Four cities in England have been announced as test sites for a new fleet of driverless cars.
Milton Keynes, Coventry, Bristol and Greenwich will all host projects to test how the technology might work in the future.
Greenwich and Bristol will play host to full schemes, while Coventry and Milton Keynes will 'split' a third project.
The decision was announced by Innovate UK, following the chancellor's autumn statement. (Though they might want to watch the weather report on launch day...)
Above: The 'Lutz' Pod will be tested in Milton Keynes
- Bristol's project, run by Venturer, will look into whether driverless cars can reduce traffic and improve road safety. The consortium behind it includes insurance groups, who want to also see how the public react to the idea and look into the insurance implications.
- Milton Keynes and Coventry's project, UK Autodrive, which includes companies like Ford, Jaguar Land Rover and Arup. It will test self-driving cars on roads and pods in pedestrianised streets.
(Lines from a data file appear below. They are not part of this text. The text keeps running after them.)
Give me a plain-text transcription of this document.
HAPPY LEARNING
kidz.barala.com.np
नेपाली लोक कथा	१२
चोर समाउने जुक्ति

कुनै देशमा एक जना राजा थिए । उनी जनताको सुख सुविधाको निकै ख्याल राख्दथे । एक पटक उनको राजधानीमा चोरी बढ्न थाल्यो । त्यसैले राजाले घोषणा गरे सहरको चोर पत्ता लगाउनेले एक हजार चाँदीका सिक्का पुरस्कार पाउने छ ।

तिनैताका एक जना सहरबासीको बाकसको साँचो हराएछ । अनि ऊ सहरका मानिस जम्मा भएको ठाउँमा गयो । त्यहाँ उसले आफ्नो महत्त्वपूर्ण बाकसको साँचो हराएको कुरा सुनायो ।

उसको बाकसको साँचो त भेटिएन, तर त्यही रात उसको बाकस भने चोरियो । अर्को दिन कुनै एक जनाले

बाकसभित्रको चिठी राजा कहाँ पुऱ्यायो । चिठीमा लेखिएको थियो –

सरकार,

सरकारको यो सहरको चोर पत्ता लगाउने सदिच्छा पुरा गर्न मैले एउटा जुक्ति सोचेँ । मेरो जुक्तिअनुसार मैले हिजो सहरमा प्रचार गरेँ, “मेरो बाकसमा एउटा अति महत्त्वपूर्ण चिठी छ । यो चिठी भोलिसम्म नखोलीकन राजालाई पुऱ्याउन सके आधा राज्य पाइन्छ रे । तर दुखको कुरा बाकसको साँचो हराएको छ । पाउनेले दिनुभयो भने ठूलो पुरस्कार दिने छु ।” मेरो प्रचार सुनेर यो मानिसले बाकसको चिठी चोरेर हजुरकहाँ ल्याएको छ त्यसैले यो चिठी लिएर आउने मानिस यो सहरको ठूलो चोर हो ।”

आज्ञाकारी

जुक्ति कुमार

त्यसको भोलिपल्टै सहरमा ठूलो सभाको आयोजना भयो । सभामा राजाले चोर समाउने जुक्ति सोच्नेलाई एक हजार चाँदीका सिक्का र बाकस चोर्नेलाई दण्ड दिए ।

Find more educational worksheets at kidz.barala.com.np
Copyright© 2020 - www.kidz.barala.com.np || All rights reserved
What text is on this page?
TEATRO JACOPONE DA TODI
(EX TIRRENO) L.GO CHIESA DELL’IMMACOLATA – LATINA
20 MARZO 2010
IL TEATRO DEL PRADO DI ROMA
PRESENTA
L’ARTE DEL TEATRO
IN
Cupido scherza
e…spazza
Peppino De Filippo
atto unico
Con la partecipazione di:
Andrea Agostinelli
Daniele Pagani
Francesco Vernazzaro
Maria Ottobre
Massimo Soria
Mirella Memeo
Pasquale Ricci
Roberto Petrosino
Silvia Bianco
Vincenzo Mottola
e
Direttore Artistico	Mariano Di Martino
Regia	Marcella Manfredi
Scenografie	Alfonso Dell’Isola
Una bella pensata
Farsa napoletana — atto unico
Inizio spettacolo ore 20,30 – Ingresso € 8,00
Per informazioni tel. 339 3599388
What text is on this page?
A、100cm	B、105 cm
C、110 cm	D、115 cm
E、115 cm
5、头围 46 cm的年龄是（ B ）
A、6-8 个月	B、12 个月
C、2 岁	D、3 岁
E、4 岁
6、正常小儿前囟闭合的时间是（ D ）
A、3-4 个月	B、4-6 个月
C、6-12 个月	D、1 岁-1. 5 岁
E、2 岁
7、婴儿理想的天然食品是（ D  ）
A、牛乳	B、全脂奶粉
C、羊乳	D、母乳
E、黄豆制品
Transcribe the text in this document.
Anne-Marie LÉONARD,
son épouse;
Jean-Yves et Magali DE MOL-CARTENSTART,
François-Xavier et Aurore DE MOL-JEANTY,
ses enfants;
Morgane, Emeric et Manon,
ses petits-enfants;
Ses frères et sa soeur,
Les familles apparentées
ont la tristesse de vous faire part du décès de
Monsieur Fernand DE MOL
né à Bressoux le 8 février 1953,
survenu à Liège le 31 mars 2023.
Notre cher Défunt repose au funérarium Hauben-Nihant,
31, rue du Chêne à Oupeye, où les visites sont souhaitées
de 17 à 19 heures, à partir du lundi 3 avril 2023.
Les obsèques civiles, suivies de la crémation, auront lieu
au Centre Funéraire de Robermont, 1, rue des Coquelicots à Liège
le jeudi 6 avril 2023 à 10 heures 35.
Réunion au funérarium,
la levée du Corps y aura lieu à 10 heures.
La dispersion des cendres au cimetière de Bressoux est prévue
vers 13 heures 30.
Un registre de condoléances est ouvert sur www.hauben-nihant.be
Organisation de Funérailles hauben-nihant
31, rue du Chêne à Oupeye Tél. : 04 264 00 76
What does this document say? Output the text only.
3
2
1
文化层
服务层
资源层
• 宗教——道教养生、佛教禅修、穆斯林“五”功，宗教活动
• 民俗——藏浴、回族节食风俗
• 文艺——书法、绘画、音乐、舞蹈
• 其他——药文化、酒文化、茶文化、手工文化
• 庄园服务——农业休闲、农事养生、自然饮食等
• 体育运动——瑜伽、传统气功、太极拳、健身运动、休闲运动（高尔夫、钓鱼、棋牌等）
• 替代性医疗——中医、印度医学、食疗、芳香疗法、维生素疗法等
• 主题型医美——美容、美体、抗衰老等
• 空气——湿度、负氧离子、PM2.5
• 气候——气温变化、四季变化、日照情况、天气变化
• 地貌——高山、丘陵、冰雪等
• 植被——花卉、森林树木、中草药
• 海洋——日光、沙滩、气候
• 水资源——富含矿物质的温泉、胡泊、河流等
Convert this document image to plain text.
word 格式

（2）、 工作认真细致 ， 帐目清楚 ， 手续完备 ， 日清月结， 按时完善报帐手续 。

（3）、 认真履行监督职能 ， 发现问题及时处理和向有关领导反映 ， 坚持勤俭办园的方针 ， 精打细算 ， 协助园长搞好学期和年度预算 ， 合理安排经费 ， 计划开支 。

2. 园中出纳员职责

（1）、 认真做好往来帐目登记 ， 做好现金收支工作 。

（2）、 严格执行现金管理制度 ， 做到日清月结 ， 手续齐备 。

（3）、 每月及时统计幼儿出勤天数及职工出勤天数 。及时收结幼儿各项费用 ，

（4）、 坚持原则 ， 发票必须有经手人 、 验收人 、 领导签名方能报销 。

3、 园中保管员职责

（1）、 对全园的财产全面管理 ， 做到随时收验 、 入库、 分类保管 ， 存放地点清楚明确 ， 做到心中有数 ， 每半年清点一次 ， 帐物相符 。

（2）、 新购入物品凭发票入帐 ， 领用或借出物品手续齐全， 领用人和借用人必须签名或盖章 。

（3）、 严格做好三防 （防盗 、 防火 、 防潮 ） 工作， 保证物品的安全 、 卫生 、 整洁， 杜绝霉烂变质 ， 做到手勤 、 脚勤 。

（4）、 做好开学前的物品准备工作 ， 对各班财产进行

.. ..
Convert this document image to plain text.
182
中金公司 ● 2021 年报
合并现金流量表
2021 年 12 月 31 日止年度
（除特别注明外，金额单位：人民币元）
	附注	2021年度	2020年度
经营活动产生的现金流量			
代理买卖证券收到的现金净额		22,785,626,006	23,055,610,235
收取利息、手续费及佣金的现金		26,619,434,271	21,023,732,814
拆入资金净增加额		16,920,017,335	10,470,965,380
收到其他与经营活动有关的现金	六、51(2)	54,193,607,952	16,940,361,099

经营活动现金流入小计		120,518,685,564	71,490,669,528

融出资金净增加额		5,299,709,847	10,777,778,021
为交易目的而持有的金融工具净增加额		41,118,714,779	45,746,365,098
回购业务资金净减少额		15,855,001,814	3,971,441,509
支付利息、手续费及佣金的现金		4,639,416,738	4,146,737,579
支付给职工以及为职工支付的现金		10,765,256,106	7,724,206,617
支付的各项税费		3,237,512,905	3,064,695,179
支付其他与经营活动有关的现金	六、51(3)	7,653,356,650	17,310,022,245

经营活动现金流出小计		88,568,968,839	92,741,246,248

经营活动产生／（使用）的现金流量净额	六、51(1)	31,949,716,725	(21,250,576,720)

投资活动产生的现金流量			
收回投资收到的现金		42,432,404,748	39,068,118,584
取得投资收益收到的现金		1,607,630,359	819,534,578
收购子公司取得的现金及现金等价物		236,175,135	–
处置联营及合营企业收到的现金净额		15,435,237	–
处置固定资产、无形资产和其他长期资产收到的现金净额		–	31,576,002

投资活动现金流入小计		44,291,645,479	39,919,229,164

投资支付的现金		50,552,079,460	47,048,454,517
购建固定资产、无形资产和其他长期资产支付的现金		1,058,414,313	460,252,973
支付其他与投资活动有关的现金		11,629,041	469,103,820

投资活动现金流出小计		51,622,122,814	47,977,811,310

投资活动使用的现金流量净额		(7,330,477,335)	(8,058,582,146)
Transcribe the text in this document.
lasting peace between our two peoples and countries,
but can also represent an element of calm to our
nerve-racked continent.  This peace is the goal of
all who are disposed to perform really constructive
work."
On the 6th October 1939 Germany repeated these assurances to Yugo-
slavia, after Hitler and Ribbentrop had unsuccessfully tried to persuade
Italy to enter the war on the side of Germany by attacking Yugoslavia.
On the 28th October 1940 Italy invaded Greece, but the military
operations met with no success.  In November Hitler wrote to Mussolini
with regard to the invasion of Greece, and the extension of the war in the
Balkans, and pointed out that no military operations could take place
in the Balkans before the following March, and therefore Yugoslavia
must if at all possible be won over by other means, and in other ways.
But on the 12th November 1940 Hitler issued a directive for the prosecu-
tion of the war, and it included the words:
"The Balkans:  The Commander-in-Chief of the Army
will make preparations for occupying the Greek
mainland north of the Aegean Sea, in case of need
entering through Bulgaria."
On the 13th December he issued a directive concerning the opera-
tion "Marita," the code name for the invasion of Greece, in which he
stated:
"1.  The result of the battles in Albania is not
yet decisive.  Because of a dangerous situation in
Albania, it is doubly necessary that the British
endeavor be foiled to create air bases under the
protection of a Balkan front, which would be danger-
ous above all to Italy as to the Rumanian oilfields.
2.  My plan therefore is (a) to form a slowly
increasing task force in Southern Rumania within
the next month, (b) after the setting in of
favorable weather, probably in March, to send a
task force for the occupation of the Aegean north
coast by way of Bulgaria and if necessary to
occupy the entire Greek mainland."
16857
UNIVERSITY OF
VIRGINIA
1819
Their aim is to "build up to a point where all road users, as well as legislators, the police and insurance companies, are confident about how driverless pods and fully and partially autonomous cars can operate safely"
- Greenwich's project is Gateway, led by the Transport Research Laboratory consultancy along with the AA and RAC. It will test automated shuttles, valet parking and a self-driving car simulator.
The tests will begin on 1 January and last for up to three years.
The projects form part of a larger response to the budding technology, though a full roll-out of the idea is thought to be at least a decade away.